You're living in a Fairytale

A Professor i had once ended her lecture emphasizing the importance of imaginative activity. She gave an example of the hiring process at a large and successful company. For the first six months on the job, the powers that be give you nothing but blank paper and a basketball hoop. To sit. To think. To do nothing, but dream about everything. The earliest artifacts dug up and dusted off that indicated the human capacity for greatness were not wheels or manuscripts. They were toys.

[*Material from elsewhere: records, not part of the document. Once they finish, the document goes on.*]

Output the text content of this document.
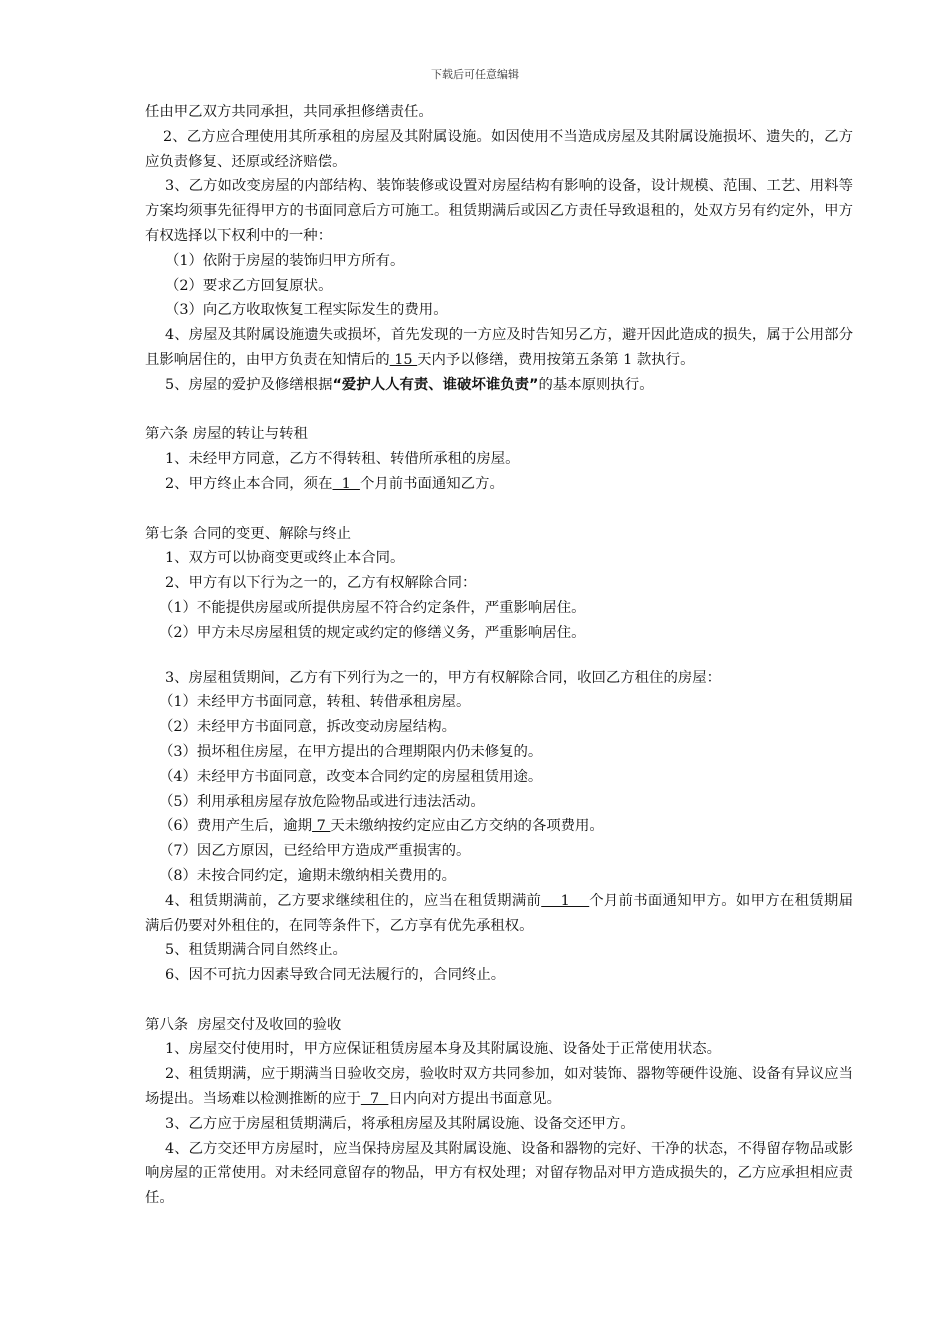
下载后可任意编辑
任由甲乙双方共同承担，共同承担修缮责任。
2、乙方应合理使用其所承租的房屋及其附属设施。如因使用不当造成房屋及其附属设施损坏、遗失的，乙方应负责修复、还原或经济赔偿。
3、乙方如改变房屋的内部结构、装饰装修或设置对房屋结构有影响的设备，设计规模、范围、工艺、用料等方案均须事先征得甲方的书面同意后方可施工。租赁期满后或因乙方责任导致退租的，处双方另有约定外，甲方有权选择以下权利中的一种：
（1）依附于房屋的装饰归甲方所有。
（2）要求乙方回复原状。
（3）向乙方收取恢复工程实际发生的费用。
4、房屋及其附属设施遗失或损坏，首先发现的一方应及时告知另乙方，避开因此造成的损失，属于公用部分且影响居住的，由甲方负责在知情后的 15 天内予以修缮，费用按第五条第 1 款执行。
5、房屋的爱护及修缮根据“爱护人人有责、谁破坏谁负责”的基本原则执行。
第六条 房屋的转让与转租
1、未经甲方同意，乙方不得转租、转借所承租的房屋。
2、甲方终止本合同，须在  1  个月前书面通知乙方。
第七条 合同的变更、解除与终止
1、双方可以协商变更或终止本合同。
2、甲方有以下行为之一的，乙方有权解除合同：
（1）不能提供房屋或所提供房屋不符合约定条件，严重影响居住。
（2）甲方未尽房屋租赁的规定或约定的修缮义务，严重影响居住。
3、房屋租赁期间，乙方有下列行为之一的，甲方有权解除合同，收回乙方租住的房屋：
（1）未经甲方书面同意，转租、转借承租房屋。
（2）未经甲方书面同意，拆改变动房屋结构。
（3）损坏租住房屋，在甲方提出的合理期限内仍未修复的。
（4）未经甲方书面同意，改变本合同约定的房屋租赁用途。
（5）利用承租房屋存放危险物品或进行违法活动。
（6）费用产生后，逾期 7 天未缴纳按约定应由乙方交纳的各项费用。
（7）因乙方原因，已经给甲方造成严重损害的。
（8）未按合同约定，逾期未缴纳相关费用的。
4、租赁期满前，乙方要求继续租住的，应当在租赁期满前    1    个月前书面通知甲方。如甲方在租赁期届满后仍要对外租住的，在同等条件下，乙方享有优先承租权。
5、租赁期满合同自然终止。
6、因不可抗力因素导致合同无法履行的，合同终止。
第八条  房屋交付及收回的验收
1、房屋交付使用时，甲方应保证租赁房屋本身及其附属设施、设备处于正常使用状态。
2、租赁期满，应于期满当日验收交房，验收时双方共同参加，如对装饰、器物等硬件设施、设备有异议应当场提出。当场难以检测推断的应于  7  日内向对方提出书面意见。
3、乙方应于房屋租赁期满后，将承租房屋及其附属设施、设备交还甲方。
4、乙方交还甲方房屋时，应当保持房屋及其附属设施、设备和器物的完好、干净的状态，不得留存物品或影响房屋的正常使用。对未经同意留存的物品，甲方有权处理；对留存物品对甲方造成损失的，乙方应承担相应责任。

It is interesting, being an English major and feeling afraid all the time. Jokey and rarely defensive, "Well i guess i could always become a teacher." I wrote an essay for a Brit Lit class that made me feel silly. The assignment was to write an epic or mock epic poem of thirty lines, and then in an adjoining paper explain why you poem fit the conventions. I wrote a mock epic on Snow White, when the hunter doesnt kill her, with the justification that a whimsical fairytale having such massive readership (being ingrained in childhood and forever knowing the story) is epic in itself. So even though there is no armoring, sheild decriptions, or invocation of the muse, Snow White the fairytale provides the exact purpose epic poetry in that it is remembered because of its magic, rather than conventions.

My Conclusion:

Retelling Snow White in epic form is an opportunity to further understanding about the cornerstones of literary tradition. Although the story itself is not steeped in grandiose action or national consequence, it retains the ability to inspire the abnormal, rebellious, and very human process of imaginative activity in the earliest minds. A quality that is fast becoming marginalized in this current day of recession and crisis, but is nonetheless at the very foundation of human creation.

...I guess what i was trying to get at is the point my professor made. To put stake and serious time/dedication into something like an English degree, surfing dream, art exhibit, clothing line, acoustic song, autobigraphy, the perfect dessert is to essentially disobey. It is a shaky but defiant middle finger to the post grad timeline, the respectable adulthood, secure future. These things have been reduced to hobbies, or whimsical projects. They dont connote livlihood. So to live one's life pursuing any passion that is not lucrative or reassuring enough for the boomers to rest easy, is something that takes courage, chutzpah, Mut. Then again, this defiance, this pursuit of the extra-ordinary could be our downfall....meh, Phunk that, i think it's man's most shining attribute.

alright Milton, tell us whats up:

Of Man’s first disobedience, and the fruit
Of that forbidden tree whose mortal taste
Brought death into the world, and all our woe.
Paradise Lost. Book i. Line 1.


...

I didnt get an A. He said my poem was beautifully written, but he failed to see why is was epic.